As fans sang along to Dawes’ anthemic heartstring-tuggers “When My Time Comes” and “All Your Favorite Bands” — the big finish of the band’s main-stage set late Saturday afternoon —they were blissfully unaware that it was the de facto finale to this year’s Pilgrimage Music & Cultural Festival, which was cut short by severe weather this weekend. On the other side of Franklin, Tennessee’s Harlinsdale Farm, appearing before thousands gathered at the Gold Record Road Stage, Counting Crows’ frontman Adam Duritz was singing about wishing “this weather would never leave,” from the band’s 2002 single “Miami.” With ominous storm clouds looming in the distance, truer words could not have been crooned.
Moments later, just one verse into the 1999 nugget “Colorblind” — the sixth song in Counting Crows set — Duritz cued his band to an abrupt halt. After a momentary awkward silence, the singer announced they’d have to stop the show so bands and fans could seek shelter from an incoming lightning storm. “It’s not my lightning!” self-proclaimed Rain King Duritz joked in response to a jeering heckler. Pilgrimage staff followed with a PSA they’d be “temporarily suspending” programming and evacuating the festival grounds.

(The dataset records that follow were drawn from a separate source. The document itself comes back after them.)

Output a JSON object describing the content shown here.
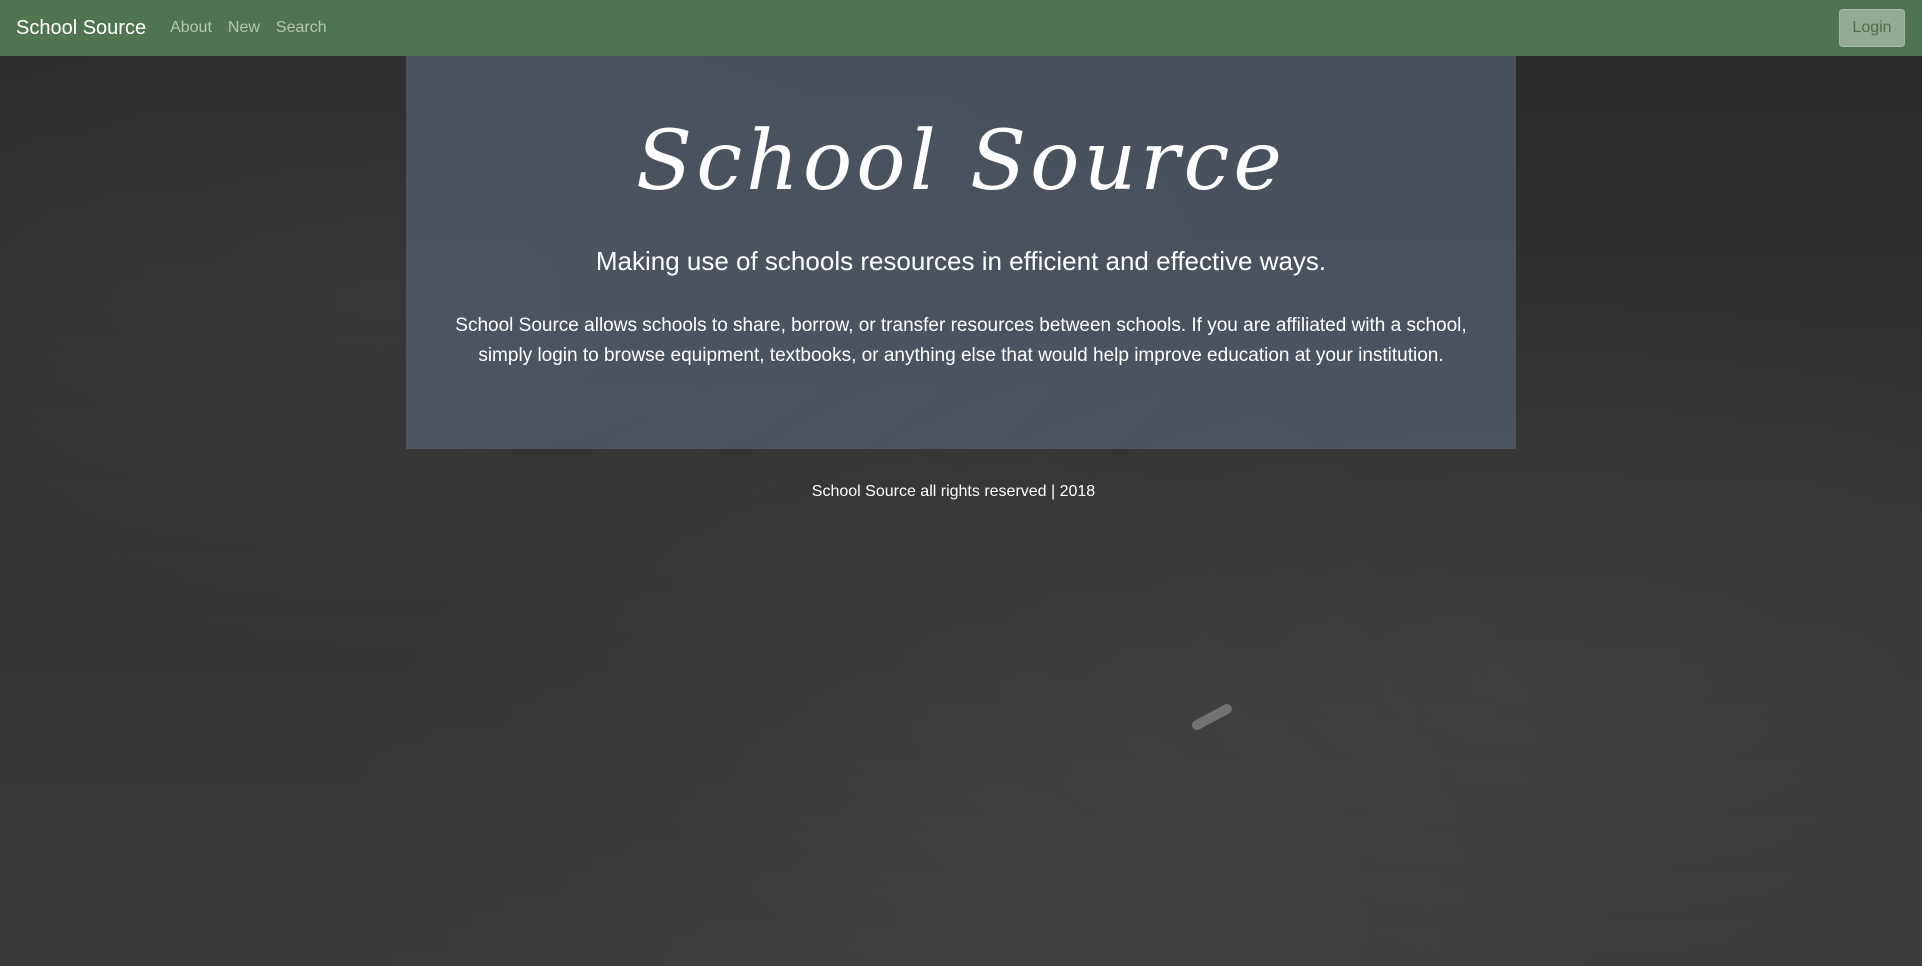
{
  "navbar": {
    "brand": "School Source",
    "links": [
      "About",
      "New",
      "Search"
    ],
    "login_label": "Login"
  },
  "hero": {
    "title": "School Source",
    "lead": "Making use of schools resources in efficient and effective ways.",
    "body": "School Source allows schools to share, borrow, or transfer resources between schools. If you are affiliated with a school, simply login to browse equipment, textbooks, or anything else that would help improve education at your institution."
  },
  "footer": {
    "text": "School Source all rights reserved | 2018"
  },
  "colors": {
    "navbar": "#4e7550",
    "jumbotron": "#555f70",
    "background": "#2f2f2f"
  }
}
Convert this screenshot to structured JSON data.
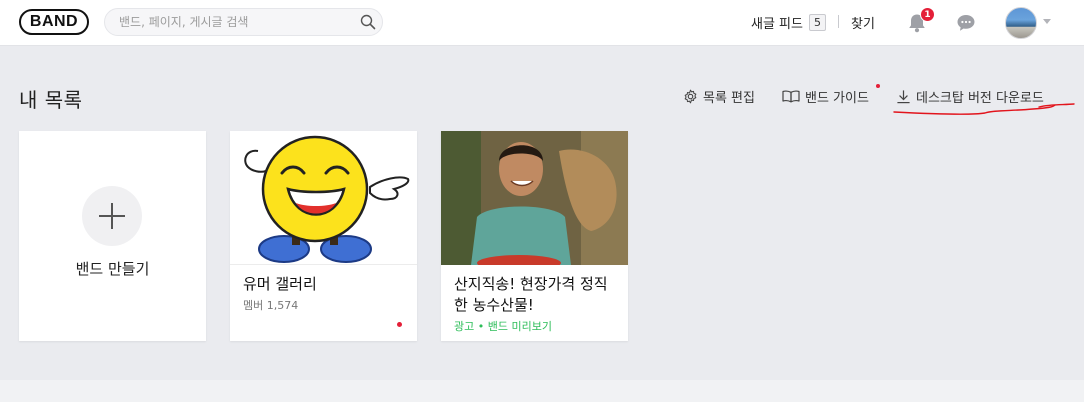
{
  "header": {
    "logo": "BAND",
    "search_placeholder": "밴드, 페이지, 게시글 검색",
    "feed_label": "새글 피드",
    "feed_count": "5",
    "find_label": "찾기",
    "notification_count": "1"
  },
  "main": {
    "title": "내 목록",
    "actions": {
      "edit": "목록 편집",
      "guide": "밴드 가이드",
      "download": "데스크탑 버전 다운로드"
    },
    "create_card": {
      "label": "밴드 만들기"
    },
    "bands": [
      {
        "name": "유머 갤러리",
        "members": "멤버 1,574",
        "has_new": true
      }
    ],
    "ad": {
      "title": "산지직송! 현장가격 정직한 농수산물!",
      "meta": "광고 • 밴드 미리보기"
    }
  },
  "colors": {
    "accent_red": "#e41f38",
    "ad_green": "#2dbd59",
    "background": "#eaebef"
  },
  "icons": [
    "search-icon",
    "bell-icon",
    "chat-icon",
    "gear-icon",
    "book-icon",
    "download-icon",
    "plus-icon"
  ]
}
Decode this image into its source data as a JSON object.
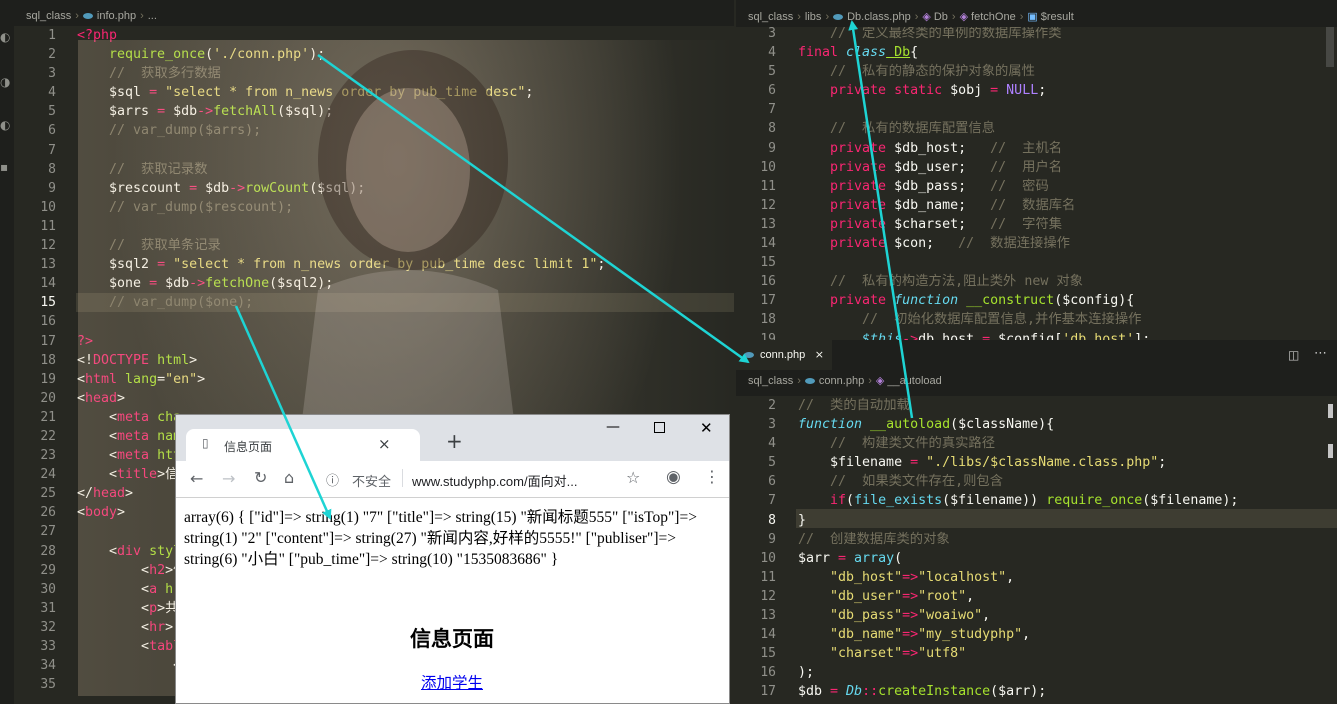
{
  "left_editor": {
    "breadcrumb": {
      "folder": "sql_class",
      "file": "info.php",
      "more": "..."
    },
    "lines": [
      {
        "n": "1",
        "t": [
          [
            "kw",
            "<?php"
          ]
        ]
      },
      {
        "n": "2",
        "t": [
          [
            "fn",
            "    require_once"
          ],
          [
            "vr",
            "("
          ],
          [
            "st",
            "'./conn.php'"
          ],
          [
            "vr",
            ");"
          ]
        ]
      },
      {
        "n": "3",
        "t": [
          [
            "cm",
            "    //  获取多行数据"
          ]
        ]
      },
      {
        "n": "4",
        "t": [
          [
            "vr",
            "    $sql "
          ],
          [
            "kw",
            "="
          ],
          [
            "st",
            " \"select * from n_news order by pub_time desc\""
          ],
          [
            "vr",
            ";"
          ]
        ]
      },
      {
        "n": "5",
        "t": [
          [
            "vr",
            "    $arrs "
          ],
          [
            "kw",
            "="
          ],
          [
            "vr",
            " $db"
          ],
          [
            "kw",
            "->"
          ],
          [
            "fn",
            "fetchAll"
          ],
          [
            "vr",
            "($sql);"
          ]
        ]
      },
      {
        "n": "6",
        "t": [
          [
            "cm",
            "    // var_dump($arrs);"
          ]
        ]
      },
      {
        "n": "7",
        "t": []
      },
      {
        "n": "8",
        "t": [
          [
            "cm",
            "    //  获取记录数"
          ]
        ]
      },
      {
        "n": "9",
        "t": [
          [
            "vr",
            "    $rescount "
          ],
          [
            "kw",
            "="
          ],
          [
            "vr",
            " $db"
          ],
          [
            "kw",
            "->"
          ],
          [
            "fn",
            "rowCount"
          ],
          [
            "vr",
            "($sql);"
          ]
        ]
      },
      {
        "n": "10",
        "t": [
          [
            "cm",
            "    // var_dump($rescount);"
          ]
        ]
      },
      {
        "n": "11",
        "t": []
      },
      {
        "n": "12",
        "t": [
          [
            "cm",
            "    //  获取单条记录"
          ]
        ]
      },
      {
        "n": "13",
        "t": [
          [
            "vr",
            "    $sql2 "
          ],
          [
            "kw",
            "="
          ],
          [
            "st",
            " \"select * from n_news order by pub_time desc limit 1\""
          ],
          [
            "vr",
            ";"
          ]
        ]
      },
      {
        "n": "14",
        "t": [
          [
            "vr",
            "    $one "
          ],
          [
            "kw",
            "="
          ],
          [
            "vr",
            " $db"
          ],
          [
            "kw",
            "->"
          ],
          [
            "fn",
            "fetchOne"
          ],
          [
            "vr",
            "($sql2);"
          ]
        ]
      },
      {
        "n": "15",
        "t": [
          [
            "cm",
            "    // var_dump($one);"
          ]
        ]
      },
      {
        "n": "16",
        "t": []
      },
      {
        "n": "17",
        "t": [
          [
            "kw",
            "?>"
          ]
        ]
      },
      {
        "n": "18",
        "t": [
          [
            "vr",
            "<!"
          ],
          [
            "kw",
            "DOCTYPE"
          ],
          [
            "fn",
            " html"
          ],
          [
            "vr",
            ">"
          ]
        ]
      },
      {
        "n": "19",
        "t": [
          [
            "vr",
            "<"
          ],
          [
            "kw",
            "html"
          ],
          [
            "fn",
            " lang"
          ],
          [
            "vr",
            "="
          ],
          [
            "st",
            "\"en\""
          ],
          [
            "vr",
            ">"
          ]
        ]
      },
      {
        "n": "20",
        "t": [
          [
            "vr",
            "<"
          ],
          [
            "kw",
            "head"
          ],
          [
            "vr",
            ">"
          ]
        ]
      },
      {
        "n": "21",
        "t": [
          [
            "vr",
            "    <"
          ],
          [
            "kw",
            "meta"
          ],
          [
            "fn",
            " cha"
          ]
        ]
      },
      {
        "n": "22",
        "t": [
          [
            "vr",
            "    <"
          ],
          [
            "kw",
            "meta"
          ],
          [
            "fn",
            " nam"
          ]
        ]
      },
      {
        "n": "23",
        "t": [
          [
            "vr",
            "    <"
          ],
          [
            "kw",
            "meta"
          ],
          [
            "fn",
            " htt"
          ]
        ]
      },
      {
        "n": "24",
        "t": [
          [
            "vr",
            "    <"
          ],
          [
            "kw",
            "title"
          ],
          [
            "vr",
            ">信"
          ]
        ]
      },
      {
        "n": "25",
        "t": [
          [
            "vr",
            "</"
          ],
          [
            "kw",
            "head"
          ],
          [
            "vr",
            ">"
          ]
        ]
      },
      {
        "n": "26",
        "t": [
          [
            "vr",
            "<"
          ],
          [
            "kw",
            "body"
          ],
          [
            "vr",
            ">"
          ]
        ]
      },
      {
        "n": "27",
        "t": []
      },
      {
        "n": "28",
        "t": [
          [
            "vr",
            "    <"
          ],
          [
            "kw",
            "div"
          ],
          [
            "fn",
            " styl"
          ]
        ]
      },
      {
        "n": "29",
        "t": [
          [
            "vr",
            "        <"
          ],
          [
            "kw",
            "h2"
          ],
          [
            "vr",
            ">信"
          ]
        ]
      },
      {
        "n": "30",
        "t": [
          [
            "vr",
            "        <"
          ],
          [
            "kw",
            "a"
          ],
          [
            "fn",
            " hr"
          ]
        ]
      },
      {
        "n": "31",
        "t": [
          [
            "vr",
            "        <"
          ],
          [
            "kw",
            "p"
          ],
          [
            "vr",
            ">共"
          ]
        ]
      },
      {
        "n": "32",
        "t": [
          [
            "vr",
            "        <"
          ],
          [
            "kw",
            "hr"
          ],
          [
            "vr",
            ">"
          ]
        ]
      },
      {
        "n": "33",
        "t": [
          [
            "vr",
            "        <"
          ],
          [
            "kw",
            "tabl"
          ]
        ]
      },
      {
        "n": "34",
        "t": [
          [
            "vr",
            "            <"
          ]
        ]
      },
      {
        "n": "35",
        "t": []
      }
    ]
  },
  "right_top_editor": {
    "breadcrumb": {
      "folder": "sql_class",
      "sub": "libs",
      "file": "Db.class.php",
      "cls": "Db",
      "method": "fetchOne",
      "var": "$result"
    },
    "lines": [
      {
        "n": "3",
        "t": [
          [
            "cm",
            "    //  定义最终类的单例的数据库操作类"
          ]
        ]
      },
      {
        "n": "4",
        "t": [
          [
            "kw",
            "final"
          ],
          [
            "ty",
            " class"
          ],
          [
            "cl",
            " Db"
          ],
          [
            "vr",
            "{"
          ]
        ]
      },
      {
        "n": "5",
        "t": [
          [
            "cm",
            "    //  私有的静态的保护对象的属性"
          ]
        ]
      },
      {
        "n": "6",
        "t": [
          [
            "kw",
            "    private static"
          ],
          [
            "vr",
            " $obj "
          ],
          [
            "kw",
            "="
          ],
          [
            "cn",
            " NULL"
          ],
          [
            "vr",
            ";"
          ]
        ]
      },
      {
        "n": "7",
        "t": []
      },
      {
        "n": "8",
        "t": [
          [
            "cm",
            "    //  私有的数据库配置信息"
          ]
        ]
      },
      {
        "n": "9",
        "t": [
          [
            "kw",
            "    private"
          ],
          [
            "vr",
            " $db_host;   "
          ],
          [
            "cm",
            "//  主机名"
          ]
        ]
      },
      {
        "n": "10",
        "t": [
          [
            "kw",
            "    private"
          ],
          [
            "vr",
            " $db_user;   "
          ],
          [
            "cm",
            "//  用户名"
          ]
        ]
      },
      {
        "n": "11",
        "t": [
          [
            "kw",
            "    private"
          ],
          [
            "vr",
            " $db_pass;   "
          ],
          [
            "cm",
            "//  密码"
          ]
        ]
      },
      {
        "n": "12",
        "t": [
          [
            "kw",
            "    private"
          ],
          [
            "vr",
            " $db_name;   "
          ],
          [
            "cm",
            "//  数据库名"
          ]
        ]
      },
      {
        "n": "13",
        "t": [
          [
            "kw",
            "    private"
          ],
          [
            "vr",
            " $charset;   "
          ],
          [
            "cm",
            "//  字符集"
          ]
        ]
      },
      {
        "n": "14",
        "t": [
          [
            "kw",
            "    private"
          ],
          [
            "vr",
            " $con;   "
          ],
          [
            "cm",
            "//  数据连接操作"
          ]
        ]
      },
      {
        "n": "15",
        "t": []
      },
      {
        "n": "16",
        "t": [
          [
            "cm",
            "    //  私有的构造方法,阻止类外 new 对象"
          ]
        ]
      },
      {
        "n": "17",
        "t": [
          [
            "kw",
            "    private"
          ],
          [
            "ty",
            " function"
          ],
          [
            "fn",
            " __construct"
          ],
          [
            "vr",
            "($config){"
          ]
        ]
      },
      {
        "n": "18",
        "t": [
          [
            "cm",
            "        //  初始化数据库配置信息,并作基本连接操作"
          ]
        ]
      },
      {
        "n": "19",
        "t": [
          [
            "vr",
            "        "
          ],
          [
            "ty",
            "$this"
          ],
          [
            "kw",
            "->"
          ],
          [
            "vr",
            "db_host "
          ],
          [
            "kw",
            "="
          ],
          [
            "vr",
            " $config["
          ],
          [
            "st",
            "'db_host'"
          ],
          [
            "vr",
            "];"
          ]
        ]
      }
    ]
  },
  "tab": {
    "label": "conn.php",
    "close": "×"
  },
  "right_bottom_editor": {
    "breadcrumb": {
      "folder": "sql_class",
      "file": "conn.php",
      "func": "__autoload"
    },
    "lines": [
      {
        "n": "2",
        "t": [
          [
            "cm",
            "//  类的自动加载"
          ]
        ]
      },
      {
        "n": "3",
        "t": [
          [
            "ty",
            "function"
          ],
          [
            "fn",
            " __autoload"
          ],
          [
            "vr",
            "($className){"
          ]
        ]
      },
      {
        "n": "4",
        "t": [
          [
            "cm",
            "    //  构建类文件的真实路径"
          ]
        ]
      },
      {
        "n": "5",
        "t": [
          [
            "vr",
            "    $filename "
          ],
          [
            "kw",
            "="
          ],
          [
            "st",
            " \"./libs/$className.class.php\""
          ],
          [
            "vr",
            ";"
          ]
        ]
      },
      {
        "n": "6",
        "t": [
          [
            "cm",
            "    //  如果类文件存在,则包含"
          ]
        ]
      },
      {
        "n": "7",
        "t": [
          [
            "kw",
            "    if"
          ],
          [
            "vr",
            "("
          ],
          [
            "bl",
            "file_exists"
          ],
          [
            "vr",
            "($filename)) "
          ],
          [
            "fn",
            "require_once"
          ],
          [
            "vr",
            "($filename);"
          ]
        ]
      },
      {
        "n": "8",
        "t": [
          [
            "vr",
            "}"
          ]
        ]
      },
      {
        "n": "9",
        "t": [
          [
            "cm",
            "//  创建数据库类的对象"
          ]
        ]
      },
      {
        "n": "10",
        "t": [
          [
            "vr",
            "$arr "
          ],
          [
            "kw",
            "="
          ],
          [
            "bl",
            " array"
          ],
          [
            "vr",
            "("
          ]
        ]
      },
      {
        "n": "11",
        "t": [
          [
            "st",
            "    \"db_host\""
          ],
          [
            "kw",
            "=>"
          ],
          [
            "st",
            "\"localhost\""
          ],
          [
            "vr",
            ","
          ]
        ]
      },
      {
        "n": "12",
        "t": [
          [
            "st",
            "    \"db_user\""
          ],
          [
            "kw",
            "=>"
          ],
          [
            "st",
            "\"root\""
          ],
          [
            "vr",
            ","
          ]
        ]
      },
      {
        "n": "13",
        "t": [
          [
            "st",
            "    \"db_pass\""
          ],
          [
            "kw",
            "=>"
          ],
          [
            "st",
            "\"woaiwo\""
          ],
          [
            "vr",
            ","
          ]
        ]
      },
      {
        "n": "14",
        "t": [
          [
            "st",
            "    \"db_name\""
          ],
          [
            "kw",
            "=>"
          ],
          [
            "st",
            "\"my_studyphp\""
          ],
          [
            "vr",
            ","
          ]
        ]
      },
      {
        "n": "15",
        "t": [
          [
            "st",
            "    \"charset\""
          ],
          [
            "kw",
            "=>"
          ],
          [
            "st",
            "\"utf8\""
          ]
        ]
      },
      {
        "n": "16",
        "t": [
          [
            "vr",
            ");"
          ]
        ]
      },
      {
        "n": "17",
        "t": [
          [
            "vr",
            "$db "
          ],
          [
            "kw",
            "="
          ],
          [
            "ty",
            " Db"
          ],
          [
            "kw",
            "::"
          ],
          [
            "fn",
            "createInstance"
          ],
          [
            "vr",
            "($arr);"
          ]
        ]
      }
    ]
  },
  "browser": {
    "tab_title": "信息页面",
    "tab_close": "×",
    "new_tab": "+",
    "security": "不安全",
    "url": "www.studyphp.com/面向对...",
    "dump_text": "array(6) { [\"id\"]=> string(1) \"7\" [\"title\"]=> string(15) \"新闻标题555\" [\"isTop\"]=> string(1) \"2\" [\"content\"]=> string(27) \"新闻内容,好样的5555!\" [\"publiser\"]=> string(6) \"小白\" [\"pub_time\"]=> string(10) \"1535083686\" }",
    "heading": "信息页面",
    "link": "添加学生"
  },
  "colors": {
    "editor_bg": "#272822",
    "arrow": "#1ed4d4",
    "keyword": "#f92672",
    "string": "#e6db74",
    "function": "#a6e22e",
    "comment": "#75715e"
  }
}
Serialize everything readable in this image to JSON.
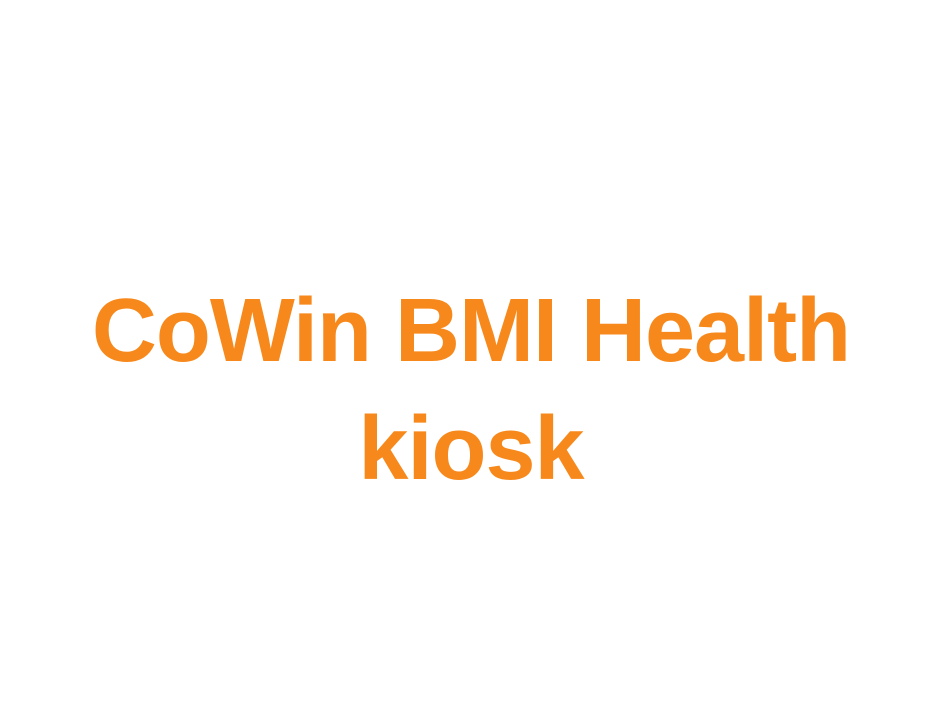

But temporary turned permanent when the skies opened up, punishing Nashville-adjacent Franklin with 69 lightning strikes and pummeling Harlinsdale Farm — the site of the festival since its launch in 2015 — into a 200-acre mud swamp. As the rain fell into the night Saturday, the clock ran out on the festival’s curfew, claiming headlining sets from Jack White, Lionel Richie and Hozier. The storm persisted through Sunday, forcing city officials to call off the two-day festival, now in its fourth year, canceling scheduled performances from Dave Matthews and Tim Reynolds, Bleachers, festival co-founder Kevin Griffin’s band Better Than Ezra, and headliner Chris Stapleton, among others. (In a call back to Pilgrimage 2017, Stapleton’s set was rumored to feature a guest appearance from festival co-owner Justin Timberlake.)
— Bobby Lee (@BobbyLeeInTN) September 23, 2018
But Franklin’s loss was nearby Nashville’s gain, when Brandi Carlile, Lilly Hiatt, Maggie Rogers and Caroline Rose — among the most notable, not-to-miss artists originally slated for Pilgrimage’s Sunday undercard — announced a trio of last-minute, pop-up club shows in and around Music City. Hiatt actually stuck around Franklin, rocking out for a packed house at Kimbro’s Pickin’ Parlour, while Rogers and Rose teamed up for an instant-sell-out double-bill in East Nashville at the Basement East. Meanwhile, across town at City Winery, Carlile brought a capacity crowd to its knees with impassioned performances of showstoppers like “The Joke” and “Party of One.”
Keeping on the festive tip, with rain still showering Middle Tennessee well into Sunday night, Carlile squeezed every last drop out of the wet weekend, tapping guests the likes of Rogers, Anderson East, Ruby Amanfu, Langhorne Slim and the Lone Bellow for a fast, loose second set of originals but mostly covers, including Fleetwood Mac’s “Landslide,” Aretha Franklin’s “Do Right Woman, Do Right Man,” Johnny Cash’s “Folsom Prison Blues” and John Prine’s “Angel From Montgomery.”
While, at press time, details regarding ticket refunds for Pilgrimage patrons are still forthcoming, the festival says its finalizing those details, with updates to come via its various social media accounts. This weekend’s rainout comes on the heels of the festival’s successful 2017 installment, which sold out its 27,500 capacity, with a bill topped by Timberlake and Eddie Vedder.